The TB REACH approach is shared and presented in national and international forums mainly the IUATLD, TB REACH M&E workshop and the South East Asian Regional TB Conference. Research paper on Smoking Cessation published in the Journal of the International Union on TB and Lung Disease.
In collaboration with DFID and the British Embassy, BNMT launches the Health Link initiative (healthlink.org), which seeks to enhance links in the health sector between Nepal and the United Kingdom.
2015 – 2017
After the earthquake of April 2015, BNMT Nepal came upfront to support Community Focused Response and Relief Initiative in close coordination with the Government of Nepal in the earthquake affected districts, Kathmandu, Bhaktapur, Makwanpur, Sindhupalchowk, and Nuwakot.
Initiation of the Post-Earthquake Management Initiative – community Psychosocial Support Services and counselling; construction of gender friendly community toilets in the earthquake affected areas of Kathmandu and Bhaktapur, Nuwakot.
Health system Strengthening – Reconstruction of prefabricated health facilities and supply of medical equipments in the earthquake affected remote villages of Makwanpur district namely Tistung, Makwanpurgadi, Fakhel, Nibuwatar in the first phase and continuation in Khairang, Basamadi and Dhiyal in phase II.
Community interventions related to mental and psychosocial health (MHPSS) and water sanitation and hygiene (WASH) begin.

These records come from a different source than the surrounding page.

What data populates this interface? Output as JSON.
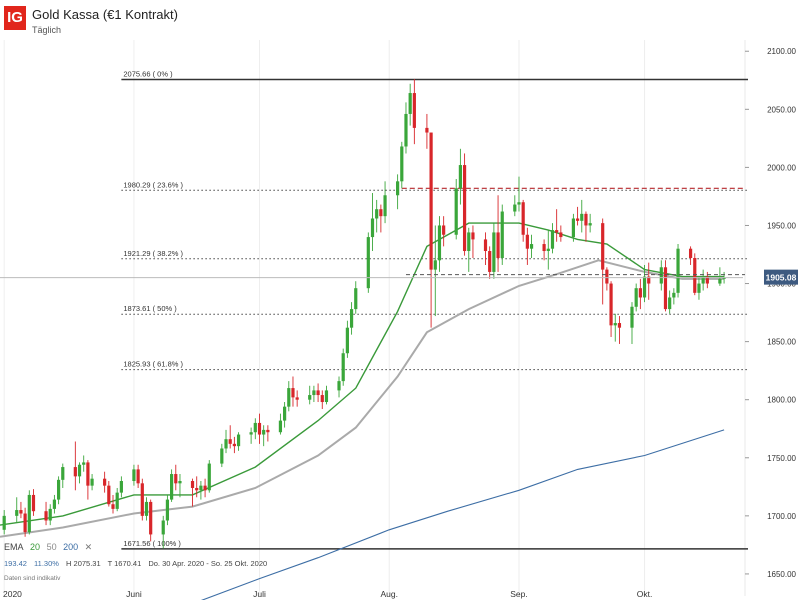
{
  "header": {
    "logo_text": "IG",
    "title": "Gold Kassa (€1 Kontrakt)",
    "subtitle": "Täglich"
  },
  "indicators": {
    "label": "EMA",
    "ema_periods": [
      "20",
      "50",
      "200"
    ],
    "close_symbol": "✕",
    "colors": {
      "ema20": "#3a9a3a",
      "ema50": "#aaaaaa",
      "ema200": "#3d6ea5"
    }
  },
  "stats": {
    "range": "193.42",
    "range_pct": "11.30%",
    "high": "H 2075.31",
    "low": "T 1670.41",
    "period": "Do. 30 Apr. 2020 - So. 25 Okt. 2020"
  },
  "disclaimer": "Daten sind indikativ",
  "chart_data": {
    "type": "candlestick",
    "title": "Gold Kassa (€1 Kontrakt)",
    "subtitle": "Täglich",
    "y_ticks": [
      "2100.00",
      "2050.00",
      "2000.00",
      "1950.00",
      "1900.00",
      "1850.00",
      "1800.00",
      "1750.00",
      "1700.00",
      "1650.00"
    ],
    "ylim": [
      1631,
      2120
    ],
    "x_labels": [
      {
        "label": "2020",
        "date": "2020-05-01"
      },
      {
        "label": "Juni",
        "date": "2020-06-01"
      },
      {
        "label": "Juli",
        "date": "2020-07-01"
      },
      {
        "label": "Aug.",
        "date": "2020-08-01"
      },
      {
        "label": "Sep.",
        "date": "2020-09-01"
      },
      {
        "label": "Okt.",
        "date": "2020-10-01"
      }
    ],
    "xlim": [
      "2020-04-30",
      "2020-10-25"
    ],
    "last_price": "1905.08",
    "last_price_value": 1905.08,
    "fibonacci": [
      {
        "label": "2075.66 ( 0% )",
        "value": 2075.66,
        "style": "solid"
      },
      {
        "label": "1980.29 ( 23.6% )",
        "value": 1980.29,
        "style": "dotted"
      },
      {
        "label": "1921.29 ( 38.2% )",
        "value": 1921.29,
        "style": "dotted"
      },
      {
        "label": "1873.61 ( 50% )",
        "value": 1873.61,
        "style": "dotted"
      },
      {
        "label": "1825.93 ( 61.8% )",
        "value": 1825.93,
        "style": "dotted"
      },
      {
        "label": "1671.56 ( 100% )",
        "value": 1671.56,
        "style": "solid"
      }
    ],
    "resistance": {
      "value": 1982,
      "from": "2020-08-04",
      "to": "2020-10-25"
    },
    "candles": [
      {
        "d": "2020-05-01",
        "o": 1688,
        "h": 1705,
        "l": 1684,
        "c": 1700
      },
      {
        "d": "2020-05-04",
        "o": 1700,
        "h": 1716,
        "l": 1694,
        "c": 1705
      },
      {
        "d": "2020-05-05",
        "o": 1705,
        "h": 1712,
        "l": 1698,
        "c": 1702
      },
      {
        "d": "2020-05-06",
        "o": 1702,
        "h": 1707,
        "l": 1682,
        "c": 1686
      },
      {
        "d": "2020-05-07",
        "o": 1686,
        "h": 1722,
        "l": 1684,
        "c": 1718
      },
      {
        "d": "2020-05-08",
        "o": 1718,
        "h": 1723,
        "l": 1700,
        "c": 1704
      },
      {
        "d": "2020-05-11",
        "o": 1704,
        "h": 1712,
        "l": 1692,
        "c": 1696
      },
      {
        "d": "2020-05-12",
        "o": 1696,
        "h": 1710,
        "l": 1692,
        "c": 1706
      },
      {
        "d": "2020-05-13",
        "o": 1706,
        "h": 1718,
        "l": 1702,
        "c": 1714
      },
      {
        "d": "2020-05-14",
        "o": 1714,
        "h": 1734,
        "l": 1710,
        "c": 1731
      },
      {
        "d": "2020-05-15",
        "o": 1731,
        "h": 1745,
        "l": 1724,
        "c": 1742
      },
      {
        "d": "2020-05-18",
        "o": 1742,
        "h": 1764,
        "l": 1722,
        "c": 1734
      },
      {
        "d": "2020-05-19",
        "o": 1734,
        "h": 1746,
        "l": 1728,
        "c": 1744
      },
      {
        "d": "2020-05-20",
        "o": 1744,
        "h": 1752,
        "l": 1738,
        "c": 1746
      },
      {
        "d": "2020-05-21",
        "o": 1746,
        "h": 1748,
        "l": 1714,
        "c": 1726
      },
      {
        "d": "2020-05-22",
        "o": 1726,
        "h": 1736,
        "l": 1722,
        "c": 1732
      },
      {
        "d": "2020-05-25",
        "o": 1732,
        "h": 1738,
        "l": 1720,
        "c": 1726
      },
      {
        "d": "2020-05-26",
        "o": 1726,
        "h": 1730,
        "l": 1708,
        "c": 1710
      },
      {
        "d": "2020-05-27",
        "o": 1710,
        "h": 1718,
        "l": 1702,
        "c": 1706
      },
      {
        "d": "2020-05-28",
        "o": 1706,
        "h": 1724,
        "l": 1704,
        "c": 1720
      },
      {
        "d": "2020-05-29",
        "o": 1720,
        "h": 1734,
        "l": 1716,
        "c": 1730
      },
      {
        "d": "2020-06-01",
        "o": 1730,
        "h": 1744,
        "l": 1726,
        "c": 1740
      },
      {
        "d": "2020-06-02",
        "o": 1740,
        "h": 1744,
        "l": 1724,
        "c": 1728
      },
      {
        "d": "2020-06-03",
        "o": 1728,
        "h": 1732,
        "l": 1696,
        "c": 1700
      },
      {
        "d": "2020-06-04",
        "o": 1700,
        "h": 1716,
        "l": 1696,
        "c": 1712
      },
      {
        "d": "2020-06-05",
        "o": 1712,
        "h": 1714,
        "l": 1678,
        "c": 1684
      },
      {
        "d": "2020-06-08",
        "o": 1684,
        "h": 1700,
        "l": 1672,
        "c": 1696
      },
      {
        "d": "2020-06-09",
        "o": 1696,
        "h": 1718,
        "l": 1692,
        "c": 1714
      },
      {
        "d": "2020-06-10",
        "o": 1714,
        "h": 1740,
        "l": 1712,
        "c": 1736
      },
      {
        "d": "2020-06-11",
        "o": 1736,
        "h": 1744,
        "l": 1722,
        "c": 1728
      },
      {
        "d": "2020-06-12",
        "o": 1728,
        "h": 1736,
        "l": 1716,
        "c": 1730
      },
      {
        "d": "2020-06-15",
        "o": 1730,
        "h": 1732,
        "l": 1708,
        "c": 1724
      },
      {
        "d": "2020-06-16",
        "o": 1724,
        "h": 1734,
        "l": 1716,
        "c": 1722
      },
      {
        "d": "2020-06-17",
        "o": 1722,
        "h": 1730,
        "l": 1714,
        "c": 1726
      },
      {
        "d": "2020-06-18",
        "o": 1726,
        "h": 1732,
        "l": 1716,
        "c": 1722
      },
      {
        "d": "2020-06-19",
        "o": 1722,
        "h": 1748,
        "l": 1720,
        "c": 1745
      },
      {
        "d": "2020-06-22",
        "o": 1745,
        "h": 1762,
        "l": 1742,
        "c": 1758
      },
      {
        "d": "2020-06-23",
        "o": 1758,
        "h": 1774,
        "l": 1754,
        "c": 1766
      },
      {
        "d": "2020-06-24",
        "o": 1766,
        "h": 1778,
        "l": 1758,
        "c": 1762
      },
      {
        "d": "2020-06-25",
        "o": 1762,
        "h": 1768,
        "l": 1754,
        "c": 1760
      },
      {
        "d": "2020-06-26",
        "o": 1760,
        "h": 1772,
        "l": 1756,
        "c": 1770
      },
      {
        "d": "2020-06-29",
        "o": 1770,
        "h": 1776,
        "l": 1762,
        "c": 1772
      },
      {
        "d": "2020-06-30",
        "o": 1772,
        "h": 1784,
        "l": 1766,
        "c": 1780
      },
      {
        "d": "2020-07-01",
        "o": 1780,
        "h": 1788,
        "l": 1762,
        "c": 1770
      },
      {
        "d": "2020-07-02",
        "o": 1770,
        "h": 1778,
        "l": 1760,
        "c": 1774
      },
      {
        "d": "2020-07-03",
        "o": 1774,
        "h": 1778,
        "l": 1764,
        "c": 1772
      },
      {
        "d": "2020-07-06",
        "o": 1772,
        "h": 1788,
        "l": 1770,
        "c": 1782
      },
      {
        "d": "2020-07-07",
        "o": 1782,
        "h": 1798,
        "l": 1776,
        "c": 1794
      },
      {
        "d": "2020-07-08",
        "o": 1794,
        "h": 1816,
        "l": 1790,
        "c": 1810
      },
      {
        "d": "2020-07-09",
        "o": 1810,
        "h": 1820,
        "l": 1794,
        "c": 1802
      },
      {
        "d": "2020-07-10",
        "o": 1802,
        "h": 1808,
        "l": 1794,
        "c": 1800
      },
      {
        "d": "2020-07-13",
        "o": 1800,
        "h": 1812,
        "l": 1796,
        "c": 1804
      },
      {
        "d": "2020-07-14",
        "o": 1804,
        "h": 1812,
        "l": 1798,
        "c": 1808
      },
      {
        "d": "2020-07-15",
        "o": 1808,
        "h": 1814,
        "l": 1798,
        "c": 1804
      },
      {
        "d": "2020-07-16",
        "o": 1804,
        "h": 1808,
        "l": 1792,
        "c": 1798
      },
      {
        "d": "2020-07-17",
        "o": 1798,
        "h": 1812,
        "l": 1796,
        "c": 1808
      },
      {
        "d": "2020-07-20",
        "o": 1808,
        "h": 1820,
        "l": 1802,
        "c": 1816
      },
      {
        "d": "2020-07-21",
        "o": 1816,
        "h": 1844,
        "l": 1812,
        "c": 1840
      },
      {
        "d": "2020-07-22",
        "o": 1840,
        "h": 1868,
        "l": 1836,
        "c": 1862
      },
      {
        "d": "2020-07-23",
        "o": 1862,
        "h": 1884,
        "l": 1856,
        "c": 1878
      },
      {
        "d": "2020-07-24",
        "o": 1878,
        "h": 1902,
        "l": 1874,
        "c": 1896
      },
      {
        "d": "2020-07-27",
        "o": 1896,
        "h": 1944,
        "l": 1892,
        "c": 1940
      },
      {
        "d": "2020-07-28",
        "o": 1940,
        "h": 1978,
        "l": 1928,
        "c": 1956
      },
      {
        "d": "2020-07-29",
        "o": 1956,
        "h": 1972,
        "l": 1944,
        "c": 1964
      },
      {
        "d": "2020-07-30",
        "o": 1964,
        "h": 1968,
        "l": 1944,
        "c": 1958
      },
      {
        "d": "2020-07-31",
        "o": 1958,
        "h": 1988,
        "l": 1952,
        "c": 1976
      },
      {
        "d": "2020-08-03",
        "o": 1976,
        "h": 1994,
        "l": 1964,
        "c": 1988
      },
      {
        "d": "2020-08-04",
        "o": 1988,
        "h": 2022,
        "l": 1982,
        "c": 2018
      },
      {
        "d": "2020-08-05",
        "o": 2018,
        "h": 2056,
        "l": 2012,
        "c": 2046
      },
      {
        "d": "2020-08-06",
        "o": 2046,
        "h": 2072,
        "l": 2036,
        "c": 2064
      },
      {
        "d": "2020-08-07",
        "o": 2064,
        "h": 2076,
        "l": 2020,
        "c": 2034
      },
      {
        "d": "2020-08-10",
        "o": 2034,
        "h": 2046,
        "l": 2016,
        "c": 2030
      },
      {
        "d": "2020-08-11",
        "o": 2030,
        "h": 2030,
        "l": 1862,
        "c": 1912
      },
      {
        "d": "2020-08-12",
        "o": 1912,
        "h": 1950,
        "l": 1872,
        "c": 1920
      },
      {
        "d": "2020-08-13",
        "o": 1920,
        "h": 1958,
        "l": 1910,
        "c": 1950
      },
      {
        "d": "2020-08-14",
        "o": 1950,
        "h": 1958,
        "l": 1932,
        "c": 1942
      },
      {
        "d": "2020-08-17",
        "o": 1942,
        "h": 1990,
        "l": 1938,
        "c": 1982
      },
      {
        "d": "2020-08-18",
        "o": 1982,
        "h": 2016,
        "l": 1968,
        "c": 2002
      },
      {
        "d": "2020-08-19",
        "o": 2002,
        "h": 2012,
        "l": 1924,
        "c": 1928
      },
      {
        "d": "2020-08-20",
        "o": 1928,
        "h": 1948,
        "l": 1910,
        "c": 1944
      },
      {
        "d": "2020-08-21",
        "o": 1944,
        "h": 1950,
        "l": 1922,
        "c": 1938
      },
      {
        "d": "2020-08-24",
        "o": 1938,
        "h": 1944,
        "l": 1916,
        "c": 1928
      },
      {
        "d": "2020-08-25",
        "o": 1928,
        "h": 1932,
        "l": 1904,
        "c": 1910
      },
      {
        "d": "2020-08-26",
        "o": 1910,
        "h": 1952,
        "l": 1904,
        "c": 1944
      },
      {
        "d": "2020-08-27",
        "o": 1944,
        "h": 1976,
        "l": 1910,
        "c": 1922
      },
      {
        "d": "2020-08-28",
        "o": 1922,
        "h": 1968,
        "l": 1916,
        "c": 1962
      },
      {
        "d": "2020-08-31",
        "o": 1962,
        "h": 1976,
        "l": 1958,
        "c": 1968
      },
      {
        "d": "2020-09-01",
        "o": 1968,
        "h": 1992,
        "l": 1962,
        "c": 1970
      },
      {
        "d": "2020-09-02",
        "o": 1970,
        "h": 1972,
        "l": 1936,
        "c": 1942
      },
      {
        "d": "2020-09-03",
        "o": 1942,
        "h": 1948,
        "l": 1916,
        "c": 1930
      },
      {
        "d": "2020-09-04",
        "o": 1930,
        "h": 1942,
        "l": 1922,
        "c": 1934
      },
      {
        "d": "2020-09-07",
        "o": 1934,
        "h": 1938,
        "l": 1920,
        "c": 1928
      },
      {
        "d": "2020-09-08",
        "o": 1928,
        "h": 1946,
        "l": 1912,
        "c": 1930
      },
      {
        "d": "2020-09-09",
        "o": 1930,
        "h": 1952,
        "l": 1926,
        "c": 1946
      },
      {
        "d": "2020-09-10",
        "o": 1946,
        "h": 1964,
        "l": 1936,
        "c": 1944
      },
      {
        "d": "2020-09-11",
        "o": 1944,
        "h": 1950,
        "l": 1936,
        "c": 1940
      },
      {
        "d": "2020-09-14",
        "o": 1940,
        "h": 1960,
        "l": 1936,
        "c": 1956
      },
      {
        "d": "2020-09-15",
        "o": 1956,
        "h": 1966,
        "l": 1950,
        "c": 1954
      },
      {
        "d": "2020-09-16",
        "o": 1954,
        "h": 1972,
        "l": 1944,
        "c": 1960
      },
      {
        "d": "2020-09-17",
        "o": 1960,
        "h": 1962,
        "l": 1936,
        "c": 1950
      },
      {
        "d": "2020-09-18",
        "o": 1950,
        "h": 1960,
        "l": 1944,
        "c": 1952
      },
      {
        "d": "2020-09-21",
        "o": 1952,
        "h": 1956,
        "l": 1882,
        "c": 1912
      },
      {
        "d": "2020-09-22",
        "o": 1912,
        "h": 1914,
        "l": 1894,
        "c": 1900
      },
      {
        "d": "2020-09-23",
        "o": 1900,
        "h": 1902,
        "l": 1854,
        "c": 1864
      },
      {
        "d": "2020-09-24",
        "o": 1864,
        "h": 1874,
        "l": 1850,
        "c": 1866
      },
      {
        "d": "2020-09-25",
        "o": 1866,
        "h": 1872,
        "l": 1848,
        "c": 1862
      },
      {
        "d": "2020-09-28",
        "o": 1862,
        "h": 1884,
        "l": 1848,
        "c": 1880
      },
      {
        "d": "2020-09-29",
        "o": 1880,
        "h": 1900,
        "l": 1876,
        "c": 1896
      },
      {
        "d": "2020-09-30",
        "o": 1896,
        "h": 1904,
        "l": 1878,
        "c": 1888
      },
      {
        "d": "2020-10-01",
        "o": 1888,
        "h": 1916,
        "l": 1884,
        "c": 1906
      },
      {
        "d": "2020-10-02",
        "o": 1906,
        "h": 1918,
        "l": 1886,
        "c": 1900
      },
      {
        "d": "2020-10-05",
        "o": 1900,
        "h": 1920,
        "l": 1894,
        "c": 1914
      },
      {
        "d": "2020-10-06",
        "o": 1914,
        "h": 1920,
        "l": 1876,
        "c": 1878
      },
      {
        "d": "2020-10-07",
        "o": 1878,
        "h": 1894,
        "l": 1874,
        "c": 1888
      },
      {
        "d": "2020-10-08",
        "o": 1888,
        "h": 1896,
        "l": 1882,
        "c": 1892
      },
      {
        "d": "2020-10-09",
        "o": 1892,
        "h": 1934,
        "l": 1888,
        "c": 1930
      },
      {
        "d": "2020-10-12",
        "o": 1930,
        "h": 1932,
        "l": 1916,
        "c": 1922
      },
      {
        "d": "2020-10-13",
        "o": 1922,
        "h": 1926,
        "l": 1890,
        "c": 1892
      },
      {
        "d": "2020-10-14",
        "o": 1892,
        "h": 1906,
        "l": 1886,
        "c": 1900
      },
      {
        "d": "2020-10-15",
        "o": 1900,
        "h": 1912,
        "l": 1894,
        "c": 1906
      },
      {
        "d": "2020-10-16",
        "o": 1906,
        "h": 1910,
        "l": 1896,
        "c": 1900
      },
      {
        "d": "2020-10-19",
        "o": 1900,
        "h": 1914,
        "l": 1898,
        "c": 1904
      },
      {
        "d": "2020-10-20",
        "o": 1904,
        "h": 1910,
        "l": 1900,
        "c": 1905
      }
    ],
    "ema20": [
      {
        "d": "2020-04-30",
        "v": 1692
      },
      {
        "d": "2020-05-15",
        "v": 1700
      },
      {
        "d": "2020-06-01",
        "v": 1718
      },
      {
        "d": "2020-06-15",
        "v": 1718
      },
      {
        "d": "2020-06-30",
        "v": 1742
      },
      {
        "d": "2020-07-15",
        "v": 1782
      },
      {
        "d": "2020-07-24",
        "v": 1810
      },
      {
        "d": "2020-08-03",
        "v": 1876
      },
      {
        "d": "2020-08-10",
        "v": 1932
      },
      {
        "d": "2020-08-20",
        "v": 1952
      },
      {
        "d": "2020-09-01",
        "v": 1952
      },
      {
        "d": "2020-09-08",
        "v": 1946
      },
      {
        "d": "2020-09-15",
        "v": 1938
      },
      {
        "d": "2020-09-22",
        "v": 1934
      },
      {
        "d": "2020-10-01",
        "v": 1912
      },
      {
        "d": "2020-10-10",
        "v": 1906
      },
      {
        "d": "2020-10-20",
        "v": 1906
      }
    ],
    "ema50": [
      {
        "d": "2020-04-30",
        "v": 1682
      },
      {
        "d": "2020-05-15",
        "v": 1690
      },
      {
        "d": "2020-06-01",
        "v": 1702
      },
      {
        "d": "2020-06-15",
        "v": 1708
      },
      {
        "d": "2020-06-30",
        "v": 1724
      },
      {
        "d": "2020-07-15",
        "v": 1752
      },
      {
        "d": "2020-07-24",
        "v": 1776
      },
      {
        "d": "2020-08-03",
        "v": 1820
      },
      {
        "d": "2020-08-10",
        "v": 1858
      },
      {
        "d": "2020-08-20",
        "v": 1878
      },
      {
        "d": "2020-09-01",
        "v": 1898
      },
      {
        "d": "2020-09-10",
        "v": 1908
      },
      {
        "d": "2020-09-20",
        "v": 1920
      },
      {
        "d": "2020-10-01",
        "v": 1910
      },
      {
        "d": "2020-10-10",
        "v": 1904
      },
      {
        "d": "2020-10-20",
        "v": 1904
      }
    ],
    "ema200": [
      {
        "d": "2020-06-17",
        "v": 1627
      },
      {
        "d": "2020-07-01",
        "v": 1646
      },
      {
        "d": "2020-07-15",
        "v": 1664
      },
      {
        "d": "2020-08-01",
        "v": 1688
      },
      {
        "d": "2020-08-15",
        "v": 1704
      },
      {
        "d": "2020-09-01",
        "v": 1722
      },
      {
        "d": "2020-09-15",
        "v": 1740
      },
      {
        "d": "2020-10-01",
        "v": 1752
      },
      {
        "d": "2020-10-20",
        "v": 1774
      }
    ],
    "grid": false
  }
}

Establishment of MHPSS help desks, Capacity enhancement to health and non-health workers on MHPSS, WASH, MHPSS and WASH awareness programs are held.
Initiation of Disaster Risk Reduction (DRR) intervention targeted to health workers and HFOMC members including the newly elected government leaders of the VDCs. The DRR intervention focus on training on Disaster Risk Management, Mass Casualty Management (MCM) and disease outbreak and health response plan. The interventions run in 7 VDCs (now rural municipalities) of Makwanpur namely Tistung, Nibuwatar, Makwanpurgadi, Phakhel, Basamadi, Khairang and Dhiyal.
2016 – 2019
Interventions to BEAT TB – Interventions in support of the END TB Strategy begin, with intensified early detection of TB cases and supporting all patients to complete their treatment through TB REACH, National Tuberculosis Program, IMPACT TB.
Procurement and installation of GeneXpert machines begin to support early detection of TB in hard to reach areas, reduce the diagnostic delay and enhance the diagnostic capacity though advanced technology.
Until this day, 11 GeneXpert Machines have been installed with government partnership.
Drones and MERMS – Procurement of drones and MERMS for early and rapid diagnosis of new TB cases to support overcoming the access barrier in remote geographically isolated areas of Pyuthan district and improve treatment dherence/patient compliance
Breaking the Silence on SRHR – Initiation of Sexual and Reproductive Health and Rights (SRHR) project to improve sexual health of young people by improving their knowledge on SRHR and advocating for their rights through capacity building of local civil society organizations.